I moved into her space, pushed my body up against her side and wrapped one arm around her shoulders. We were now the only ones in the bar. Leaning my face down, I spoke into her ear, “I know they were because you’re wearing a low cut, tight dress that your tits are almost spilling out of, and it’s exactly where my eyes would have been if I was Stoney.”
Madison’s lips parted and her tongue darted out to touch them. My eyes took in the rapid rising and falling of her chest; I knew that she was now wet and I pushed my erection harder into her side before stepping away slightly. She stood swiftly and turned to press her body into mine, reaching her hand down to rub my dick. I groaned and put my arms around her, gripping her ponytail and pulling her head backwards. Dipping my head, I licked up her throat and then took her mouth in a hard kiss. She was like a wild fucking animal, kissing and tonguing me, all the while rubbing up and down my dick with one hand, the other on my ass.

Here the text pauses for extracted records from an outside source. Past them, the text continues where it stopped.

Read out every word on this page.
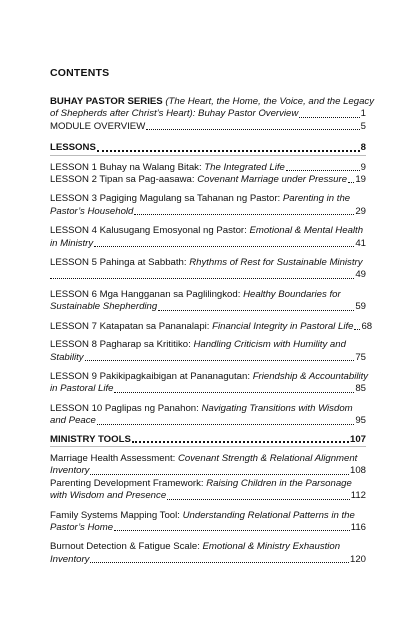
CONTENTS
BUHAY PASTOR SERIES (The Heart, the Home, the Voice, and the Legacy
of Shepherds after Christ’s Heart): Buhay Pastor Overview	1
MODULE OVERVIEW	5
LESSONS	8
LESSON 1 Buhay na Walang Bitak: The Integrated Life	9
LESSON 2 Tipan sa Pag-aasawa: Covenant Marriage under Pressure 19
LESSON 3 Pagiging Magulang sa Tahanan ng Pastor: Parenting in the
Pastor’s Household	29
LESSON 4 Kalusugang Emosyonal ng Pastor: Emotional & Mental Health
in Ministry	41
LESSON 5 Pahinga at Sabbath: Rhythms of Rest for Sustainable Ministry
49
LESSON 6 Mga Hangganan sa Paglilingkod: Healthy Boundaries for
Sustainable Shepherding	59
LESSON 7 Katapatan sa Pananalapi: Financial Integrity in Pastoral Life 68
LESSON 8 Pagharap sa Krititiko: Handling Criticism with Humility and
Stability	75
LESSON 9 Pakikipagkaibigan at Pananagutan: Friendship & Accountability
in Pastoral Life	85
LESSON 10 Paglipas ng Panahon: Navigating Transitions with Wisdom
and Peace	95
MINISTRY TOOLS	107
Marriage Health Assessment: Covenant Strength & Relational Alignment
Inventory	108
Parenting Development Framework: Raising Children in the Parsonage
with Wisdom and Presence	112
Family Systems Mapping Tool: Understanding Relational Patterns in the
Pastor’s Home	116
Burnout Detection & Fatigue Scale: Emotional & Ministry Exhaustion
Inventory	120
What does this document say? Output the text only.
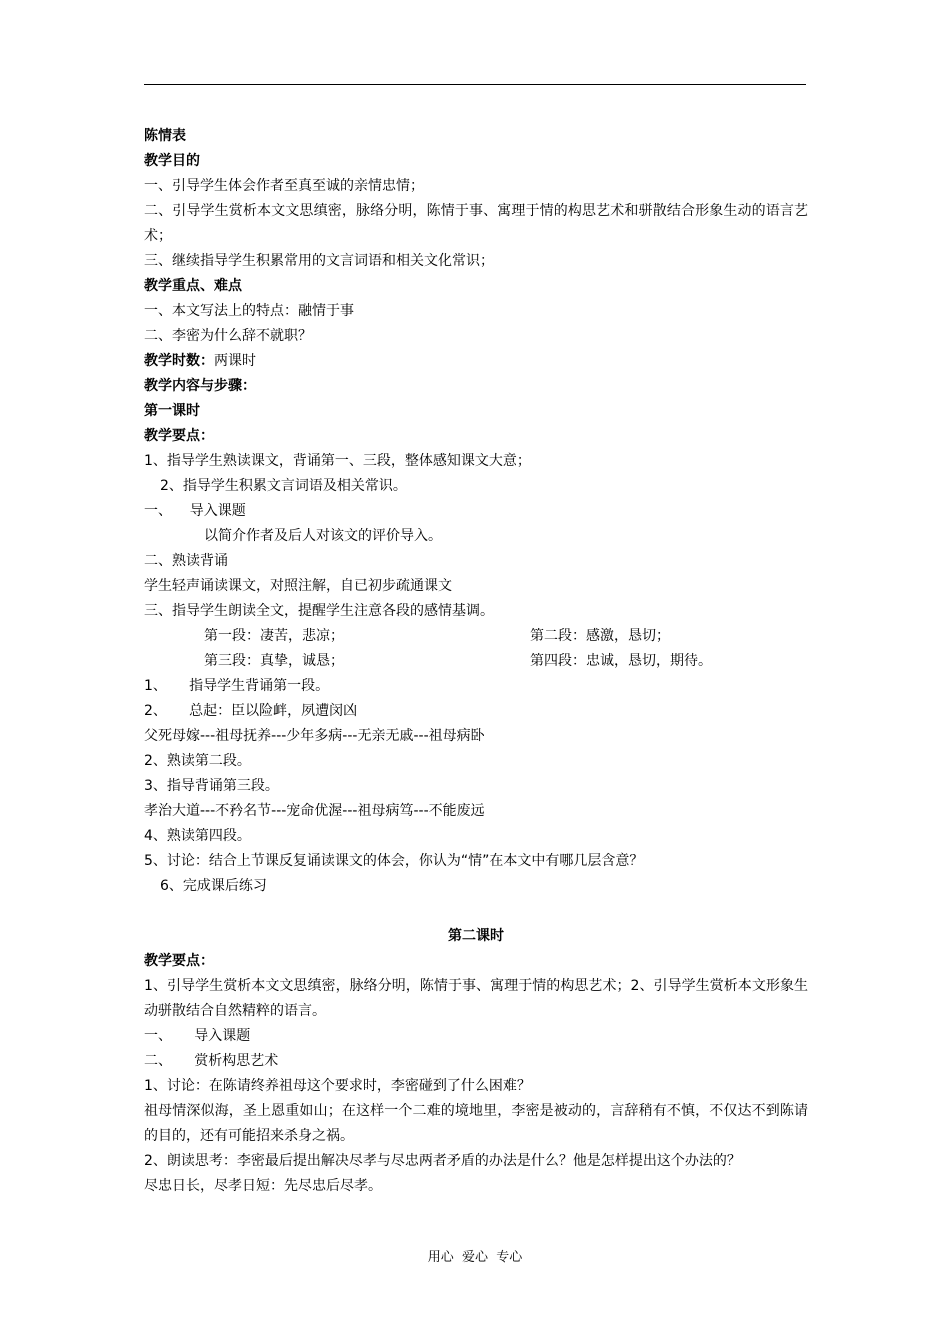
陈情表
教学目的
一、引导学生体会作者至真至诚的亲情忠情；
二、引导学生赏析本文文思缜密，脉络分明，陈情于事、寓理于情的构思艺术和骈散结合形象生动的语言艺术；
三、继续指导学生积累常用的文言词语和相关文化常识；
教学重点、难点
一、本文写法上的特点：融情于事
二、李密为什么辞不就职？
教学时数：两课时
教学内容与步骤：
第一课时
教学要点：
1、指导学生熟读课文，背诵第一、三段，整体感知课文大意；
2、指导学生积累文言词语及相关常识。
一、    导入课题
以简介作者及后人对该文的评价导入。
二、熟读背诵
学生轻声诵读课文，对照注解，自已初步疏通课文
三、指导学生朗读全文，提醒学生注意各段的感情基调。
第一段：凄苦，悲凉；	第二段：感激，恳切；
第三段：真挚，诚恳；	第四段：忠诚，恳切，期待。
1、     指导学生背诵第一段。
2、     总起：臣以险衅，夙遭闵凶
父死母嫁---祖母抚养---少年多病---无亲无戚---祖母病卧
2、熟读第二段。
3、指导背诵第三段。
孝治大道---不矜名节---宠命优渥---祖母病笃---不能废远
4、熟读第四段。
5、讨论：结合上节课反复诵读课文的体会，你认为“情”在本文中有哪几层含意？
6、完成课后练习
第二课时
教学要点：
1、引导学生赏析本文文思缜密，脉络分明，陈情于事、寓理于情的构思艺术；2、引导学生赏析本文形象生动骈散结合自然精粹的语言。
一、     导入课题
二、     赏析构思艺术
1、讨论：在陈请终养祖母这个要求时，李密碰到了什么困难？
祖母情深似海，圣上恩重如山；在这样一个二难的境地里，李密是被动的，言辞稍有不慎，不仅达不到陈请的目的，还有可能招来杀身之祸。
2、朗读思考：李密最后提出解决尽孝与尽忠两者矛盾的办法是什么？他是怎样提出这个办法的？
尽忠日长，尽孝日短：先尽忠后尽孝。
用心  爱心  专心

I abruptly ended the kiss and she whimpered, clearly not ready to let go. “I’m gonna come in my pants if we don’t stop,” I muttered.

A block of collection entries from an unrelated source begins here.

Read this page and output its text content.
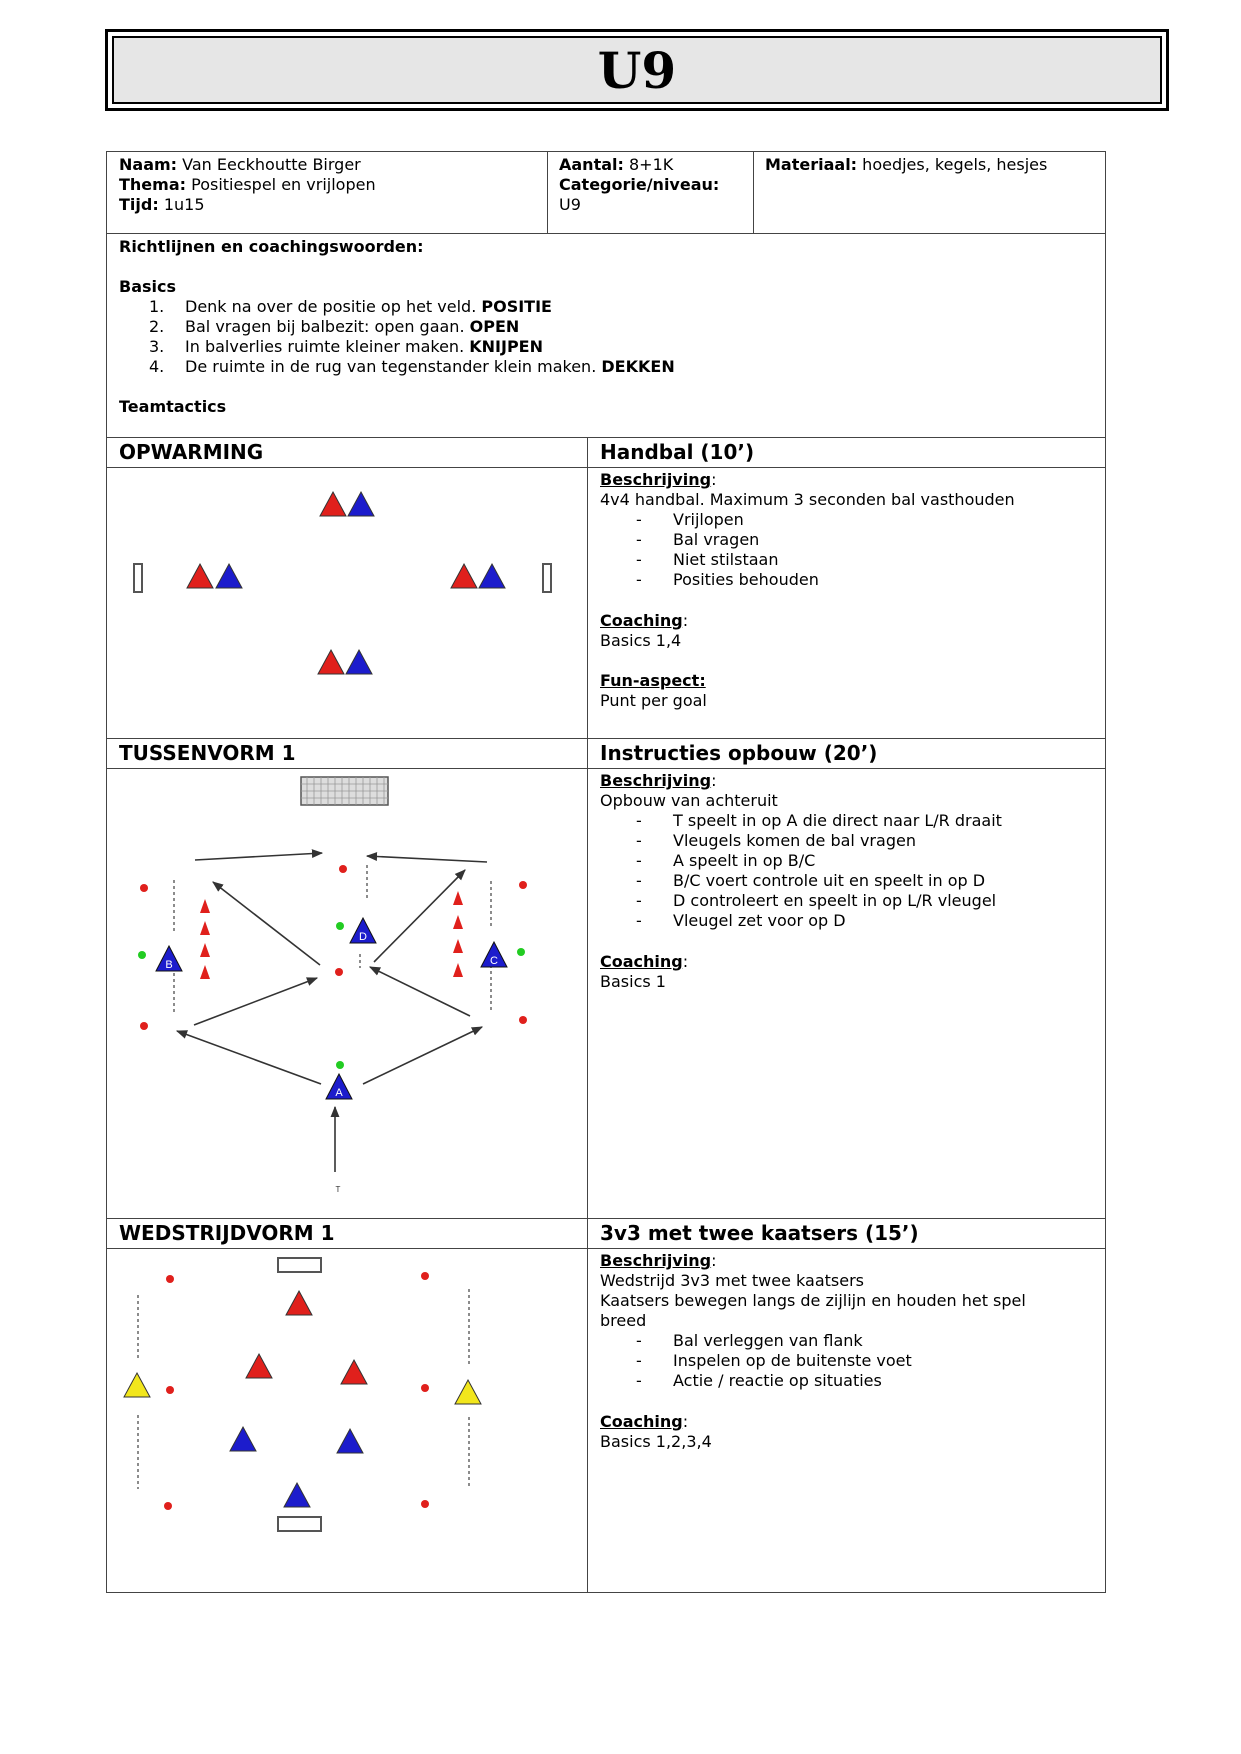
U9
Naam: Van Eeckhoutte Birger
Thema: Positiespel en vrijlopen
Tijd: 1u15
Aantal: 8+1K
Categorie/niveau:
U9
Materiaal: hoedjes, kegels, hesjes
Richtlijnen en coachingswoorden:
Basics
1. Denk na over de positie op het veld. POSITIE
2. Bal vragen bij balbezit: open gaan. OPEN
3. In balverlies ruimte kleiner maken. KNIJPEN
4. De ruimte in de rug van tegenstander klein maken. DEKKEN
Teamtactics
OPWARMING	Handbal (10’)
Beschrijving:
4v4 handbal. Maximum 3 seconden bal vasthouden
- Vrijlopen
- Bal vragen
- Niet stilstaan
- Posities behouden
Coaching:
Basics 1,4
Fun-aspect:
Punt per goal
TUSSENVORM 1	Instructies opbouw (20’)
D
B	C
A
T
Beschrijving:
Opbouw van achteruit
- T speelt in op A die direct naar L/R draait
- Vleugels komen de bal vragen
- A speelt in op B/C
- B/C voert controle uit en speelt in op D
- D controleert en speelt in op L/R vleugel
- Vleugel zet voor op D
Coaching:
Basics 1
WEDSTRIJDVORM 1	3v3 met twee kaatsers (15’)
Beschrijving:
Wedstrijd 3v3 met twee kaatsers
Kaatsers bewegen langs de zijlijn en houden het spel
breed
- Bal verleggen van flank
- Inspelen op de buitenste voet
- Actie / reactie op situaties
Coaching:
Basics 1,2,3,4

“Fucking tease,” she complained, “I’m so wet for you right now J, you don’t know what you’re missing.” Her hands stopped what they were doing and she pushed me away. Fuck, she was glorious; her face was flushed, lips swollen, nipples hard and it took all my control not to throw her over my shoulder and continue this upstairs.
“We need to talk,” I said, and with those four words, killed the mood completely.
Madison’s body tensed. “About?”
I sighed and reached for her arm, “Not here, babe. In my room,” I said, and guided her out of the bar, towards the stairs.
We walked in silence, and when we reached my door, she turned to me and asked, “Am I going to like this talk, J? Because I’ve had a really good day and I don’t want to ruin it.”
I ignored her question and ushered her inside. “Sit on the couch, baby, and no, you probably won’t like this talk, but we need to have it, and once it’s done I promise it will be the last time we discuss it.”
I expected an argument but she surprised me for the second time today by doing as I said, sitting and waiting patiently for me to start talking.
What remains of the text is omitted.